Research Reports - Transcranial magnetic stimulation facilitates neurorehabilitation after pediatric traumatic brain injury

Sci Rep. 2015 Oct 6;5:14769. doi: 10.1038/srep14769.

Lu H(1,)(2,)(3), Kobilo T(1,)(2), Robertson C(4), Tong S(3), Celnik P(5), Pelled

Traumatic brain injury (TBI) is the leading cause of death and disability among
children in the United States. Affected children will often suffer from
emotional, cognitive and neurological impairments throughout life. In the
controlled cortical impact (CCI) animal model of pediatric TBI (postnatal day
16-17) it was demonstrated that injury results in abnormal neuronal hypoactivity
in the non-injured primary somatosensory cortex (S1).
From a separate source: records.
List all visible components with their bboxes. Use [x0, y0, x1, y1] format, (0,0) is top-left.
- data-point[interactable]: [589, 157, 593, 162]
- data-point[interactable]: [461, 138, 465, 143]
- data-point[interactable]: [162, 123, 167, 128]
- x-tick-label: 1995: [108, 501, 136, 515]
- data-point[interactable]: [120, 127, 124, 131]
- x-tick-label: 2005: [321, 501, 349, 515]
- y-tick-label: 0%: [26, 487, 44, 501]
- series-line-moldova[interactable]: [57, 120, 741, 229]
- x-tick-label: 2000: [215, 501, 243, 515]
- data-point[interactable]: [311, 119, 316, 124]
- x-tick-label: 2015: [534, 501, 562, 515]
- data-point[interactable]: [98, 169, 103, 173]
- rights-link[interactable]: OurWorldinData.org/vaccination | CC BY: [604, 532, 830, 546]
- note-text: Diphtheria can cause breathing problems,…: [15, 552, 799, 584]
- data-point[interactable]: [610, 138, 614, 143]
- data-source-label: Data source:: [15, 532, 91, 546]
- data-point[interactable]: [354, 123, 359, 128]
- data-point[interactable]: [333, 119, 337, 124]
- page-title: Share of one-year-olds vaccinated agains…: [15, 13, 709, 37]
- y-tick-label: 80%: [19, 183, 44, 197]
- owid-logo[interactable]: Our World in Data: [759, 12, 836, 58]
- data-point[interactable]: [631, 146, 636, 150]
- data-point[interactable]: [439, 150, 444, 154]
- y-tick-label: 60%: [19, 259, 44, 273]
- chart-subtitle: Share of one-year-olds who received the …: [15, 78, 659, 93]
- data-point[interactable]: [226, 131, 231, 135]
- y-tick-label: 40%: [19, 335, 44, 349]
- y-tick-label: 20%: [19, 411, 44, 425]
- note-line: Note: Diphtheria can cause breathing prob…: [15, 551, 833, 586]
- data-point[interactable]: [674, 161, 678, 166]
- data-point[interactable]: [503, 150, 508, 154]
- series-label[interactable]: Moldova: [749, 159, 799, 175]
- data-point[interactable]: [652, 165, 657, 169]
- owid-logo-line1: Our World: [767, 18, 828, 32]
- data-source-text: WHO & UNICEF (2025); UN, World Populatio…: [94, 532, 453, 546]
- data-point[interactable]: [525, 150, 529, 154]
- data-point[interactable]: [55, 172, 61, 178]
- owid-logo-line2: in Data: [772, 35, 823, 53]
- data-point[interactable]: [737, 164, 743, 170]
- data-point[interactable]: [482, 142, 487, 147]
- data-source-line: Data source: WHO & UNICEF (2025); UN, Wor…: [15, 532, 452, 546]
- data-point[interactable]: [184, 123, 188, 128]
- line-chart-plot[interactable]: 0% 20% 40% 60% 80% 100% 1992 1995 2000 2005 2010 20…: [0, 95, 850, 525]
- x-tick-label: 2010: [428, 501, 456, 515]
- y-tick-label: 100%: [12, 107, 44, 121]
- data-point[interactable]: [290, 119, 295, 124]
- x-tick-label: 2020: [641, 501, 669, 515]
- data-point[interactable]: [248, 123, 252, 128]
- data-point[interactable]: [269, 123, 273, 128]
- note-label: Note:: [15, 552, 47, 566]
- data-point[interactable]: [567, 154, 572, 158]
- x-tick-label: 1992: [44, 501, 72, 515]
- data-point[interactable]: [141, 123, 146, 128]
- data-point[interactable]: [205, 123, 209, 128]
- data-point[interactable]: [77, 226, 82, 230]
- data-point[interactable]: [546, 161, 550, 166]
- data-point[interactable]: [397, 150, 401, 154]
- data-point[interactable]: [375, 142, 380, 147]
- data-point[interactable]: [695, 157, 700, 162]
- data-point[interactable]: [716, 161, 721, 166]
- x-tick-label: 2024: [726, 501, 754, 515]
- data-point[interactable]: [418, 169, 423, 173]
It materializes that
reshaping the abnormal post-injury neuronal activity may provide a suitable
strategy to augment rehabilitation. We tested whether high-frequency,
non-invasive transcranial magnetic stimulation (TMS) delivered twice a week over
a four-week period can rescue the neuronal activity and improve the long-term
functional neurophysiological and behavioral outcome in the pediatric CCI model.
The results show that TBI rats subjected to TMS therapy showed significant
increases in the evoked-fMRI cortical responses (189%), evoked synaptic activity
(46%), evoked neuronal firing (200%) and increases expression of cellular markers
of neuroplasticity in the non-injured S1 compared to TBI rats that did not
receive therapy. Notably, these rats showed less hyperactivity in behavioral
tests. These results implicate TMS as a promising approach for reversing the
adverse neuronal mechanisms activated post-TBI. Importantly, this intervention
could readily be translated to human studies.